Berlusconi, chiuso nel suo studio di Palazzo Grazioli, si è morso la lingua, consapevole che le sue parole, quelle di un fiume in piena, avrebbero potuto avere come reazione l’immediato contraccolpo forse decisivo sul governo. Perché se è vero che ieri, come in tante altre occasioni, ha definito «un cancro» quello rappresentato da certa magistratura, un «complotto» di sinistra e giudici quello contro di lui, la reazione del Pd sarebbe potuta essere tale da provocare incidenti forse insanabili per il fragile equilibrio del governo. Un Pd per ora cauto, come «da accordi — rivela un ex ministro —: ci avevano detto in sede di trattative che, se ci fossimo messi d’accordo, non avrebbero sparato contro le sentenze, ma in caso contrario…».

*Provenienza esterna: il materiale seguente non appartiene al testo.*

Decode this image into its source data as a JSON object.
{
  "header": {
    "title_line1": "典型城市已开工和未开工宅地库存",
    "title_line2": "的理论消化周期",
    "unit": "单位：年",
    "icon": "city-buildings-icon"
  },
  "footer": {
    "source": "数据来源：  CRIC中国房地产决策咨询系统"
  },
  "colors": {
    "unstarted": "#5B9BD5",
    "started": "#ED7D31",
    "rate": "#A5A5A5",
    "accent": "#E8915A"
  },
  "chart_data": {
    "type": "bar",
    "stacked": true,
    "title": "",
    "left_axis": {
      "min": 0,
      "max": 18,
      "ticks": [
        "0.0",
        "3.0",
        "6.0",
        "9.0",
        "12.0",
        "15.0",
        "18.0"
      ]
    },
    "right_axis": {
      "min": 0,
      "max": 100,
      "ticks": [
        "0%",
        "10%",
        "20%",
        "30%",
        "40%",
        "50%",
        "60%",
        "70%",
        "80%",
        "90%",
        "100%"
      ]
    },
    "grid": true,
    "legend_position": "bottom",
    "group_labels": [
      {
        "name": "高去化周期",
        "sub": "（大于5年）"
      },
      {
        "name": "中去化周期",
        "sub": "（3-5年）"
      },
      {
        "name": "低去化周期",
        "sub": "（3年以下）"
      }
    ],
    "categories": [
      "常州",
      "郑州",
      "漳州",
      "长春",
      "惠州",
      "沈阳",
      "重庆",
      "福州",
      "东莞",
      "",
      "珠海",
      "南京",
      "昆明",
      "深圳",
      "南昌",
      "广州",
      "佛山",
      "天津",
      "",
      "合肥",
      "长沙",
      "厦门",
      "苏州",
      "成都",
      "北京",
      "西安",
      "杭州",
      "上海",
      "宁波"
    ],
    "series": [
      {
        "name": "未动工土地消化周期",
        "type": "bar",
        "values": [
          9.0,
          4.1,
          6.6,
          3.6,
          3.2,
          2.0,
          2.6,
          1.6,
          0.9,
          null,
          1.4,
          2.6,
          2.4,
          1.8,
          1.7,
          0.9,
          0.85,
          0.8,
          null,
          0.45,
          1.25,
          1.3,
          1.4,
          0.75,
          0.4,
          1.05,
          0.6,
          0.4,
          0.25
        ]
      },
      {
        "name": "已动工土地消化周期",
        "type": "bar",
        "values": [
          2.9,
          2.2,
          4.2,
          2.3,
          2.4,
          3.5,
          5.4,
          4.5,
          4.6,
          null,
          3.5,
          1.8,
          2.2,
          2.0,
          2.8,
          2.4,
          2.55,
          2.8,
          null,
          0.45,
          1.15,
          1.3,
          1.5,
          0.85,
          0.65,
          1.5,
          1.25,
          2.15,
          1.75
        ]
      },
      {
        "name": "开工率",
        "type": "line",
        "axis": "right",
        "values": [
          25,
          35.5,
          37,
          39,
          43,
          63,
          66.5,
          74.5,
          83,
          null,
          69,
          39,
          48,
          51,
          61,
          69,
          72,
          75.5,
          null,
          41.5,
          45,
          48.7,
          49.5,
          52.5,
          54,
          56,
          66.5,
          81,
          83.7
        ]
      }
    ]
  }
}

E dunque oggi non è ancora il momento di dar fuoco alle polveri. Ma chi ha parlato con il Cavaliere lo ha sentito «distrutto» per una sentenza che ora i suoi legali definiscono «scontata e già  scritta», ma che in verità  lui si attendeva diversa: «Non dico l’assoluzione, non sarebbero mai arrivati a tanto. Ma aver ribadito anche nelle virgole la sentenza di primo grado, senza nemmeno qualche mese di sconto di pena, e soprattutto aver riconfermato quella vergogna dell’interdizione dai pubblici uffici per me è intollerabile, insopportabile. E può avere effetti molto gravi».
Anche perché, forse, il peggio deve ancora venire. Perché nel Pdl c’è la convinzione che tra una o due settimane, quando anche il processo Ruby andrà  a sentenza, la «vergogna» si ripeterà : «Ci sarà  un’altra condanna, è già  scritto», è il coro. E che farà  allora la sinistra? Come reagirà  alle sirene della piazza e dei grillini? E dunque anche chi descrive un Berlusconi fondamentalmente fiducioso sull’esito che i processi potrebbero avere in Cassazione, dove ha voluto nel suo collegio l’esperto avvocato Coppi, non è detto che siano confermate dai fatti che verranno. Perché è vero che si può perfino cercare di adottare una linea di dilazione delle udienze tanto da arrivare alla prescrizione, ma la strada è rischiosissima. Per questo oggi nel Pdl a prevalere è una grande preoccupazione. «Berlusconi sta dando prova di grande responsabilità  separando le sue vicende processuali dalla vita del governo», dice il suo portavoce Bonaiuti assicurando che per il momento non ci saranno contraccolpi sull’esecutivo. Ma su quello che accadrà  nel prossimo futuro nessuno se la sente di assicurare alcunché.
Se infatti l’area delle «colombe» del partito è molto decisa nello scandire, come fa Mara Carfagna, che «l’attacco dei giudici è fallito», e che il governo va avanti, l’atra area, quella dei falchi, con la Santanchè, con Minzolini avverte che è in atto proprio il tentativo da parte dei giudici di far saltare il governo delle larghe intese, e che da Pd dovrebbero arrivare segnali di presa di distanza se si vuole evitare il patatrac.
Tra le due linee, c’è tutto il Berlusconi di ieri sera: c’è la sua testa, che gli consiglia prudenza e nervi saldi e gli fa tenere ferma la barra. Ma c’è anche la sua pancia, quella — dice un suo fedelissimo — che «non gli farà  mai accettare un’uscita di scena alla chetichella, con qualche trattativa sulle sue aziende e l’umiliazione dell’interdizione dai pubblici uffici». Lui, dicono in coro i suoi, resta «un grande lottatore, uno che se deve morire lo fa sul campo». L’unico, comunque, che sa davvero come andrà  a finire questa storia.